Co: 0.30% or less, and Bi: 0.010% or less,
It contains one or more selected from
The steel material according to (1) above.

(3) The chemical composition is, in mass%, instead of a part of the Fe.
Nb: 0.10% or less,
V: 0.10% or less,
Zr: 0.050% or less,
Ta: 0.050% or less, and B: 0.010% or less,
It contains one or more selected from
The steel material according to (1) or (2) above.

(4) The chemical composition is, in mass%, instead of a part of the Fe.
Ca: 0.010% or less,
Mg: 0.010% or less, and REM: 0.010% or less,
It contains one or more selected from
The steel material according to any one of (1) to (3) above.

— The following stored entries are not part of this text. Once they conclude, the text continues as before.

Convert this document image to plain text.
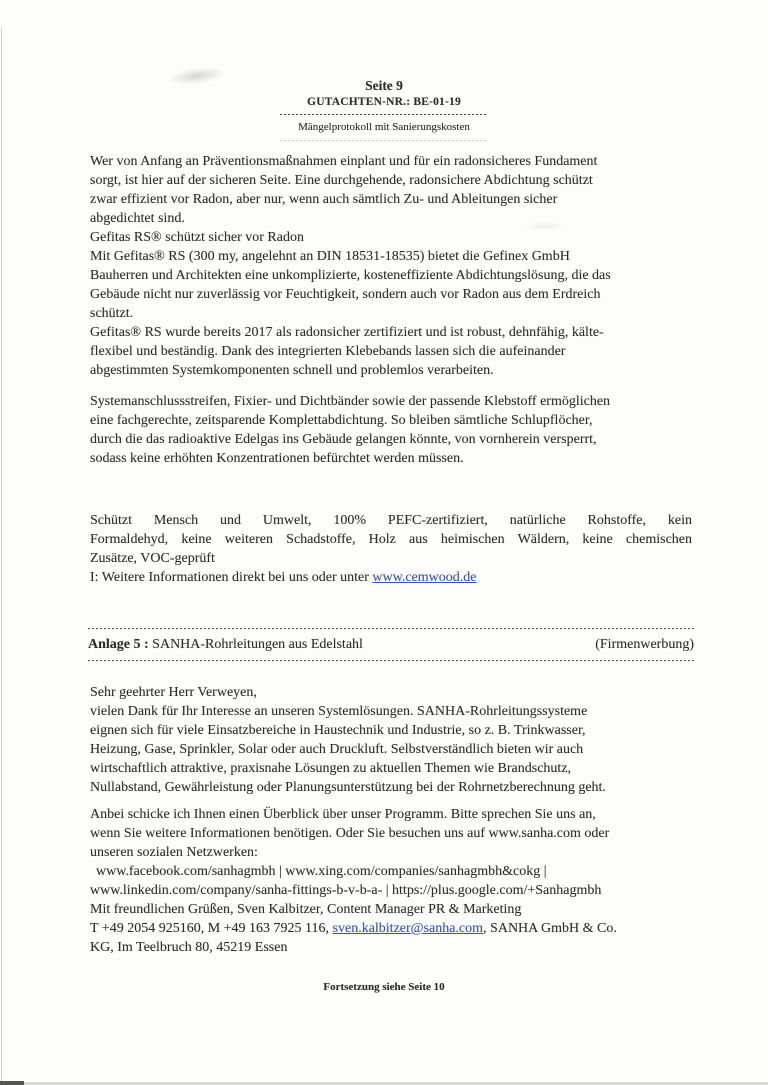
Seite 9
GUTACHTEN-NR.: BE-01-19
Mängelprotokoll mit Sanierungskosten
Wer von Anfang an Präventionsmaßnahmen einplant und für ein radonsicheres Fundament
sorgt, ist hier auf der sicheren Seite. Eine durchgehende, radonsichere Abdichtung schützt
zwar effizient vor Radon, aber nur, wenn auch sämtlich Zu- und Ableitungen sicher
abgedichtet sind.
Gefitas RS® schützt sicher vor Radon
Mit Gefitas® RS (300 my, angelehnt an DIN 18531-18535) bietet die Gefinex GmbH
Bauherren und Architekten eine unkomplizierte, kosteneffiziente Abdichtungslösung, die das
Gebäude nicht nur zuverlässig vor Feuchtigkeit, sondern auch vor Radon aus dem Erdreich
schützt.
Gefitas® RS wurde bereits 2017 als radonsicher zertifiziert und ist robust, dehnfähig, kälte-
flexibel und beständig. Dank des integrierten Klebebands lassen sich die aufeinander
abgestimmten Systemkomponenten schnell und problemlos verarbeiten.
Systemanschlussstreifen, Fixier- und Dichtbänder sowie der passende Klebstoff ermöglichen
eine fachgerechte, zeitsparende Komplettabdichtung. So bleiben sämtliche Schlupflöcher,
durch die das radioaktive Edelgas ins Gebäude gelangen könnte, von vornherein versperrt,
sodass keine erhöhten Konzentrationen befürchtet werden müssen.
Schützt Mensch und Umwelt, 100% PEFC-zertifiziert, natürliche Rohstoffe, kein
Formaldehyd, keine weiteren Schadstoffe, Holz aus heimischen Wäldern, keine chemischen
Zusätze, VOC-geprüft
I: Weitere Informationen direkt bei uns oder unter www.cemwood.de
Anlage 5 : SANHA-Rohrleitungen aus Edelstahl	(Firmenwerbung)
Sehr geehrter Herr Verweyen,
vielen Dank für Ihr Interesse an unseren Systemlösungen. SANHA-Rohrleitungssysteme
eignen sich für viele Einsatzbereiche in Haustechnik und Industrie, so z. B. Trinkwasser,
Heizung, Gase, Sprinkler, Solar oder auch Druckluft. Selbstverständlich bieten wir auch
wirtschaftlich attraktive, praxisnahe Lösungen zu aktuellen Themen wie Brandschutz,
Nullabstand, Gewährleistung oder Planungsunterstützung bei der Rohrnetzberechnung geht.
Anbei schicke ich Ihnen einen Überblick über unser Programm. Bitte sprechen Sie uns an,
wenn Sie weitere Informationen benötigen. Oder Sie besuchen uns auf www.sanha.com oder
unseren sozialen Netzwerken:
www.facebook.com/sanhagmbh | www.xing.com/companies/sanhagmbh&cokg |
www.linkedin.com/company/sanha-fittings-b-v-b-a- | https://plus.google.com/+Sanhagmbh
Mit freundlichen Grüßen, Sven Kalbitzer, Content Manager PR & Marketing
T +49 2054 925160, M +49 163 7925 116, sven.kalbitzer@sanha.com, SANHA GmbH & Co.
KG, Im Teelbruch 80, 45219 Essen
Fortsetzung siehe Seite 10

According to the present invention, it is possible to provide a steel material having corrosion resistance in an acid-corroded environment and excellent in both hot workability and weldability.

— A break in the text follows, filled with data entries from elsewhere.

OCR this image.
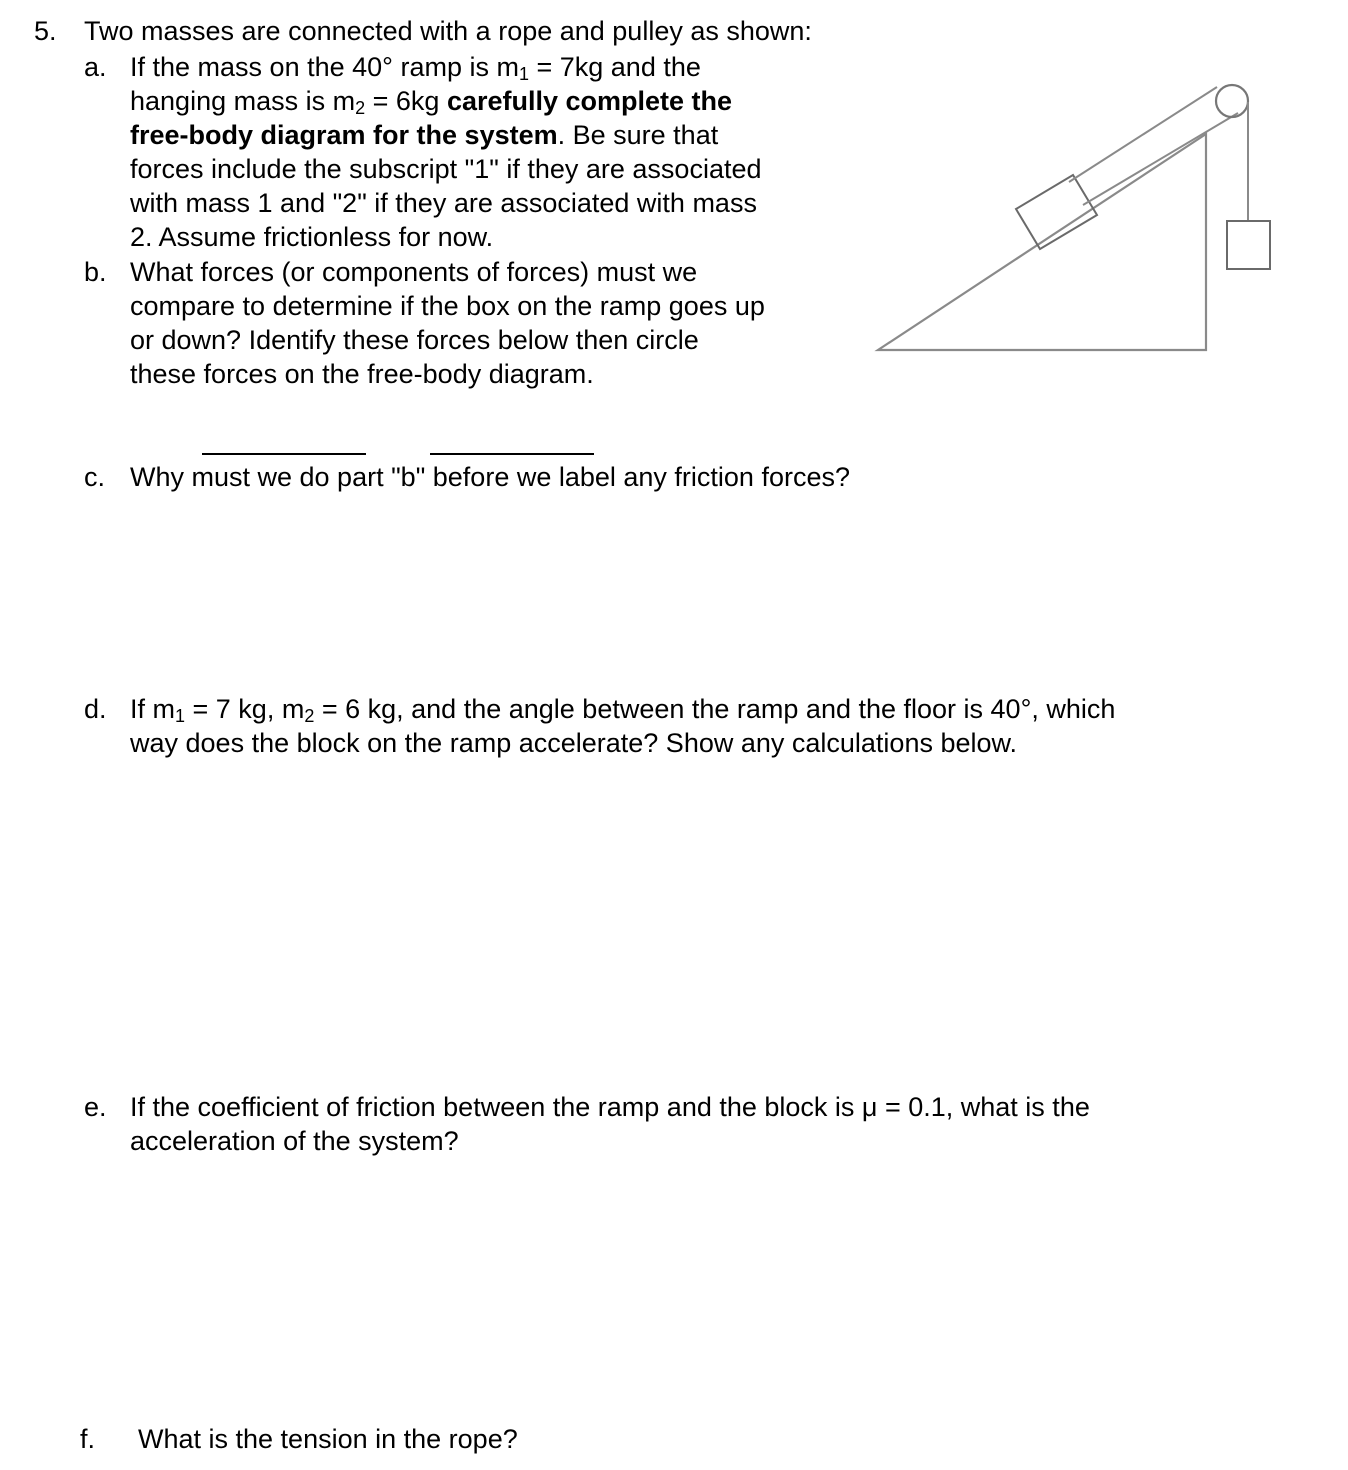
5. Two masses are connected with a rope and pulley as shown:
a. If the mass on the 40° ramp is $m_1 = 7kg$ and the
hanging mass is $m_2 = 6kg$ carefully complete the
free-body diagram for the system. Be sure that
forces include the subscript "1" if they are associated
with mass 1 and "2" if they are associated with mass
2. Assume frictionless for now.
b. What forces (or components of forces) must we
compare to determine if the box on the ramp goes up
or down? Identify these forces below then circle
these forces on the free-body diagram.
c. Why must we do part "b" before we label any friction forces?
d. If $m_1 = 7$ kg, $m_2 = 6$ kg, and the angle between the ramp and the floor is 40°, which
way does the block on the ramp accelerate? Show any calculations below.
e. If the coefficient of friction between the ramp and the block is μ = 0.1, what is the
acceleration of the system?
f. What is the tension in the rope?
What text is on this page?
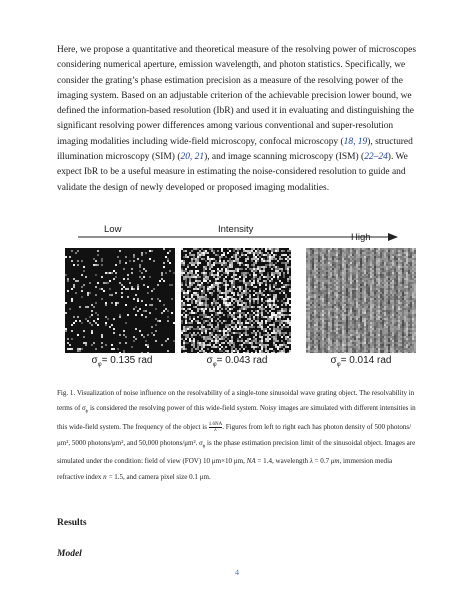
Here, we propose a quantitative and theoretical measure of the resolving power of microscopes considering numerical aperture, emission wavelength, and photon statistics. Specifically, we consider the grating’s phase estimation precision as a measure of the resolving power of the imaging system. Based on an adjustable criterion of the achievable precision lower bound, we defined the information-based resolution (IbR) and used it in evaluating and distinguishing the significant resolving power differences among various conventional and super-resolution imaging modalities including wide-field microscopy, confocal microscopy (18, 19), structured illumination microscopy (SIM) (20, 21), and image scanning microscopy (ISM) (22–24). We expect IbR to be a useful measure in estimating the noise-considered resolution to guide and validate the design of newly developed or proposed imaging modalities.

Low	Intensity
High
$\sigma_\varphi= 0.135$ rad	$\sigma_\varphi= 0.043$ rad	$\sigma_\varphi= 0.014$ rad

Fig. 1. Visualization of noise influence on the resolvability of a single-tone sinusoidal wave grating object. The resolvability in terms of $\sigma_\phi$ is considered the resolving power of this wide-field system. Noisy images are simulated with different intensities in this wide-field system. The frequency of the object is $\frac{1.6NA}{\lambda}$ . Figures from left to right each has photon density of 500 photons/μm², 5000 photons/μm², and 50,000 photons/μm². $\sigma_\phi$ is the phase estimation precision limit of the sinusoidal object. Images are simulated under the condition: field of view (FOV) 10 μm×10 μm, NA = 1.4, wavelength λ = 0.7 μm, immersion media refractive index n = 1.5, and camera pixel size 0.1 μm.

Results
Model
4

As a result of detailed investigation of the corrosion resistance, hot workability, and weldability of the steel material in order to solve the above-mentioned problems, the present inventors have obtained the following findings.

When the cause of corrosion occurring in the corrosion-resistant steel containing Cu, Sb, and Cr was examined, it was found that the starting point was oxides and inclusions formed on the surface of the steel material. Therefore, first, in order to suppress the formation of oxides, it is important to set Al / O, which is a ratio based on the mass of the Al content and the O content, to 3.0 to 35.0. I got the knowledge.

In addition, the formation of inclusions can be suppressed by reducing the S content. However, it was found that when Cu and S were contained at the same time, a poorly soluble film of CuS was formed on the surface of the steel material, and the corrosion resistance of the steel material was improved more than expected. That is, the balance of the contents of Cu and S is important, and by setting the value of the acid corrosion resistance index CI = (Cu / 64) / (S / 32) to 4.0 to 30.0, the surface of the steel sheet While forming a CuS film, it is possible to suppress the formation of inclusions that are likely to be the starting point of corrosion.

On the other hand, although Cu is effective in corrosion resistance, it causes surface red-hot brittleness, and Cu exceeding the solid solution limit in steel segregates at the grain boundaries and the surface of the ground iron, causing surface cracking. Therefore, as a result of repeated studies on the content of Cu, Cu and Ni were contained at the same time, and the value of the red heat embrittlement index DI = (Cu / 64) / (Ni / 59) was set to 0.96 to 3.00. By doing so, it was clarified that surface cracking can be suppressed and stable hot workability can be maintained while maintaining corrosion resistance.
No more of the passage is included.